“They’re a bit of alright,” I said on catching Redline during a support slot, before this here pandemic threatened life as we know it. Straight up heavy metal hasn’t been my thing for a while, far too many derivative riffs I conjured up in my own bedroom as a lad, thank you; but there was more than a spark or two of life delivered with some flair in the seasoned rock dogs up on a stage that night.
Chances are I might have seen them with a different line-up a couple of years back, and I’m sure I’ve an early EP by them somewhere. If so, they’ve come on a bundle since then.
A Birmingham based band, they play with the weight and muscle of Sabbath, when the rhythm section wallops home; the songs reflecting the influences of Judas Priest, Iron Maiden, a little Saxon, and some early Dio, but there’s a contemporary aural bite to the sound too. The guitars chug hard but they know how to play a tune, and vocally you’ve got a geezer who delivers at a pitch somewhere between the late Ronnie James and a fat-ended Rob Halford but with its own personal character stamped within it.
A riff tolls out slowly before a deep chord rings out and speedier upbeat riffs ensue, licks chasing and whipping at the heels of impassioned vocals in ‘Gods And Monsters’, a song you can take to be your standard demons & wizards hard rock hokum, one about how we worship our rock gods unflinchingly, or the more likely prophetical warning that we should be wary of tabloid journalism, media-whore politicians and all points in between.
‘Empires’ takes it up another notch, riding on some vintage lead work a black cat-suited Micky Schenker gave Judas Priest’s guitarists when they were backstage at Birmingham Town Hall on UFO’s Obsession Tour.

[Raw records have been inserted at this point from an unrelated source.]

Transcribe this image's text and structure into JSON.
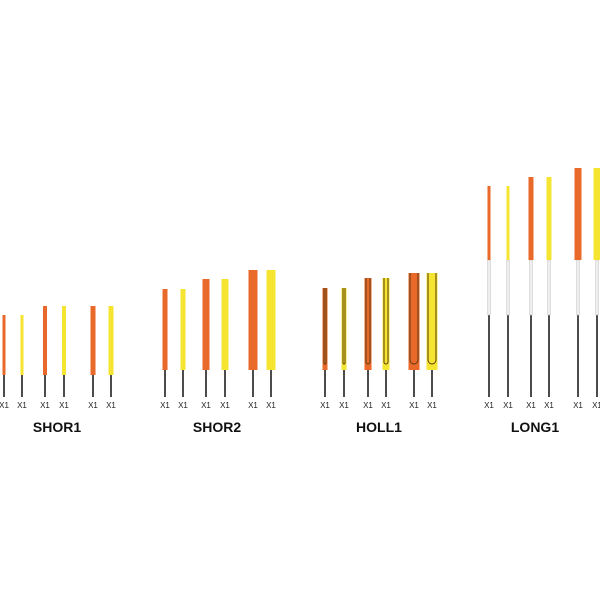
{
  "groups": [
    {
      "label": "SHOR1",
      "items": [
        "X1",
        "X1",
        "X1",
        "X1",
        "X1",
        "X1"
      ]
    },
    {
      "label": "SHOR2",
      "items": [
        "X1",
        "X1",
        "X1",
        "X1",
        "X1",
        "X1"
      ]
    },
    {
      "label": "HOLL1",
      "items": [
        "X1",
        "X1",
        "X1",
        "X1",
        "X1",
        "X1"
      ]
    },
    {
      "label": "LONG1",
      "items": [
        "X1",
        "X1",
        "X1",
        "X1",
        "X1",
        "X1"
      ]
    }
  ]
}
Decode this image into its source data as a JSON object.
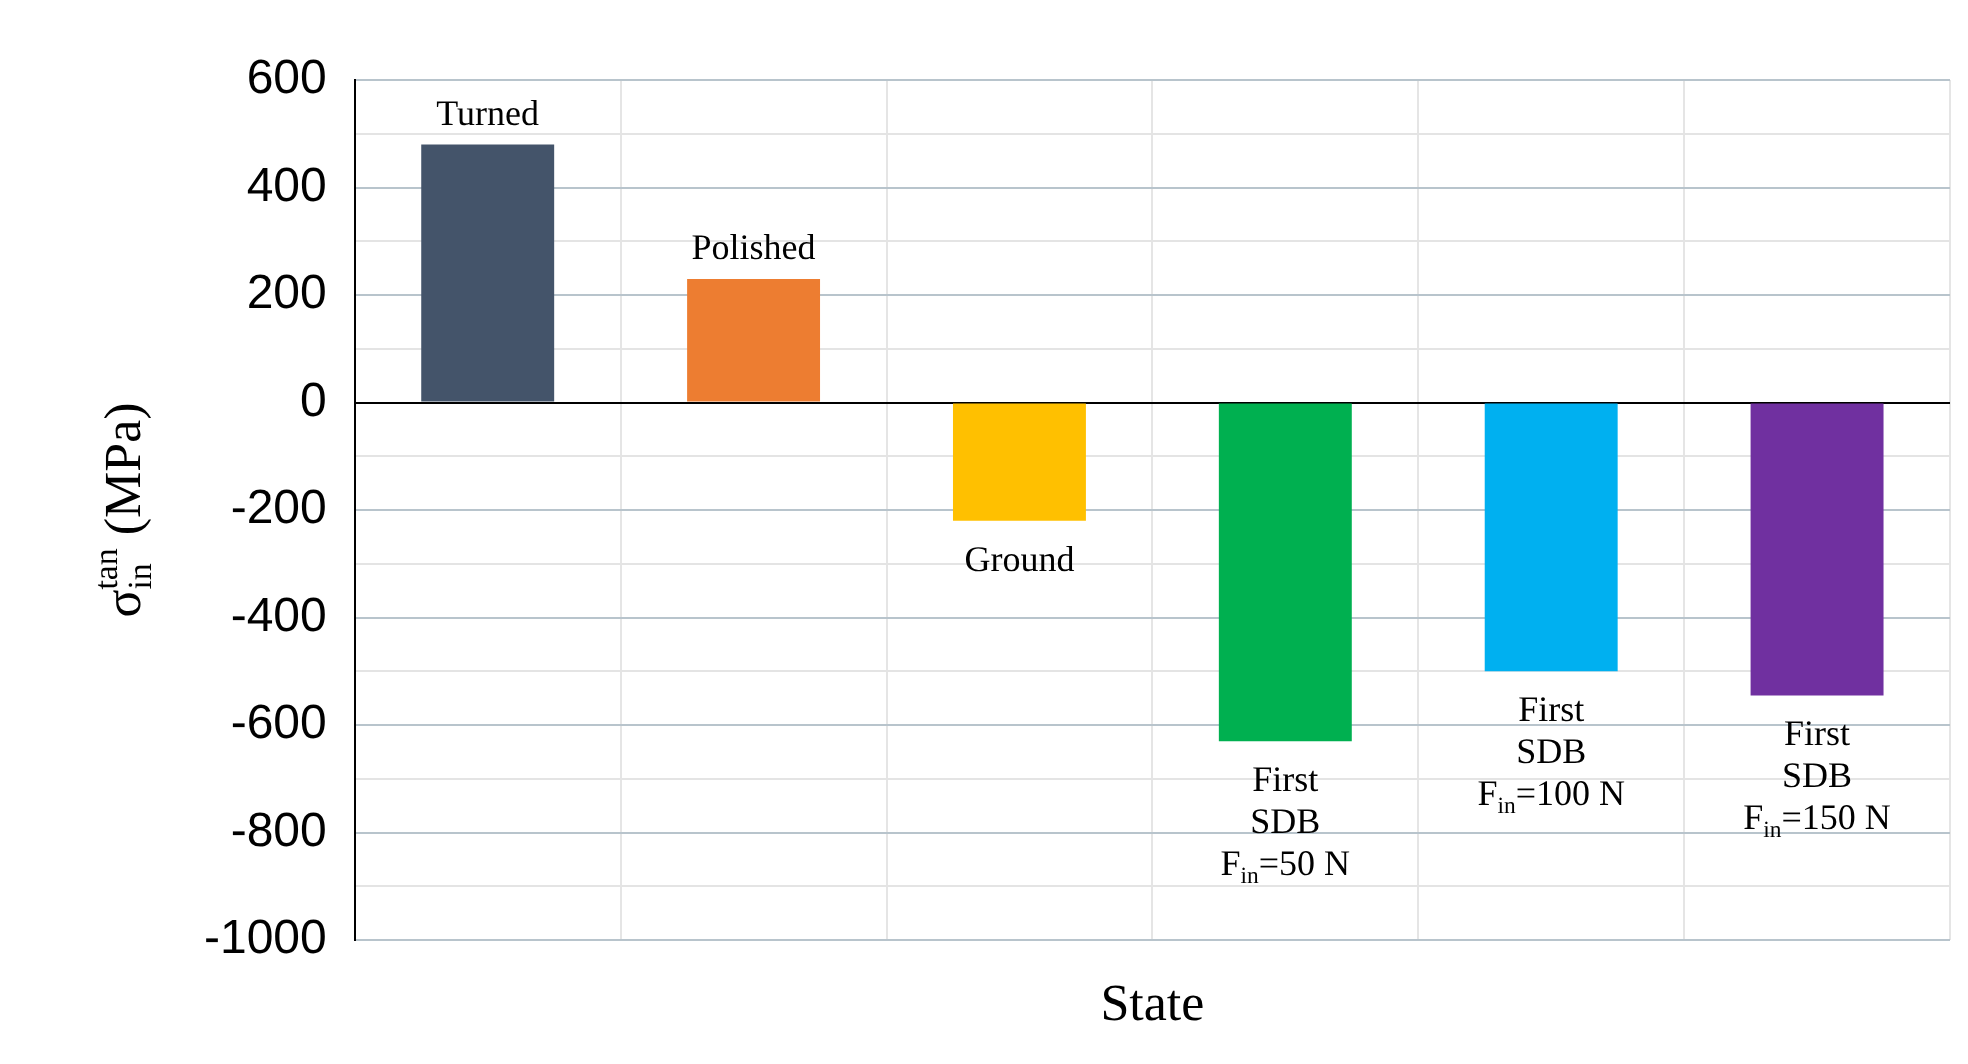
{
  "chart_data": {
    "type": "bar",
    "xlabel": "State",
    "ylabel": "σ$_{in}$$^{tan}$ (MPa)",
    "categories": [
      "Turned",
      "Polished",
      "Ground",
      "First\nSDB\nF$_{in}$=50 N",
      "First\nSDB\nF$_{in}$=100 N",
      "First\nSDB\nF$_{in}$=150 N"
    ],
    "values": [
      480,
      230,
      -220,
      -630,
      -500,
      -545
    ],
    "colors": [
      "#44546a",
      "#ed7d31",
      "#ffc000",
      "#00b050",
      "#00b0f0",
      "#7030a0"
    ],
    "ylim": [
      -1000,
      600
    ],
    "yticks": [
      -1000,
      {
        "value": -900,
        "label": null
      },
      -800,
      {
        "value": -700,
        "label": null
      },
      -600,
      {
        "value": -500,
        "label": null
      },
      -400,
      {
        "value": -300,
        "label": null
      },
      -200,
      {
        "value": -100,
        "label": null
      },
      0,
      {
        "value": 100,
        "label": null
      },
      200,
      {
        "value": 300,
        "label": null
      },
      400,
      {
        "value": 500,
        "label": null
      },
      600
    ],
    "grid": true,
    "legend": false,
    "tick_labels": "y"
  }
}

‘Prayer For the Dying’ brings things down a pace or two, and it ain’t bad but sometimes I wish someone had prevented Page and Plant from catching that plane to Morocco and bringing back a riff that the world and its wife has since utilised for anything they consider epic. Fortunately, the undulating bass line that opens the sharp chorded sleek night time cruise that is ‘Dark City’ gets your head bopping and your tonsils screaming along again.
‘Killer’ is seasoned with pumping Priest-come-Maiden riffs, high-pitched choruses and lyrics bearing stark warnings about country boys in liquor stores “selling guns and more” and how a “school bell tolls for dying souls”. The broken chorded ‘Fields of Fire’ follows earnestly but perhaps a tad long, before ‘Take It To the Grave’ another riff whose mother was born somewhere between circa 77 and 82 last century bolsters forth with the drive of Purple’s ‘Highway Star’ and with lines like “Stainless steel ride” we’ll presume it a paean to motorbikes instead of big fat cars.
The militaristic Morse code precision of ‘Nowhere Man’ proves another lyrically inspired warning of the times we live in and ‘Hell Mary’ is a supersonic upbeat onslaught with some suitably cliched lines giving more food for thought when put into overall context. ‘Stand And Fight’ is a war cry from the underground for those who survived the fallout after the New Wave of Heavy Metal bit the big one and ‘332’ is an unexpected guitar instrumental more akin to those Surfing With The Alien on which the album concludes nicely.
This is good stuff, old school to some degree musically, with some fine words of wisdom and warning lyrically that are as old as time but still far too relevant. That even when they’re delivering songs castigating the crap going on in this our world there’s often a resilient buoyancy to their sound is another reason to pay attention to Kez Taylor (Vocals), Chris Basener and Ade Yeomans (Guitars), Steve Hill (Bass) and Mark Biddiscombe (Drums) who constitute Redline, a band who’ve been around a while, but we should hope to hear lot more of once this whole coronavirus pandemic’s dead and buried.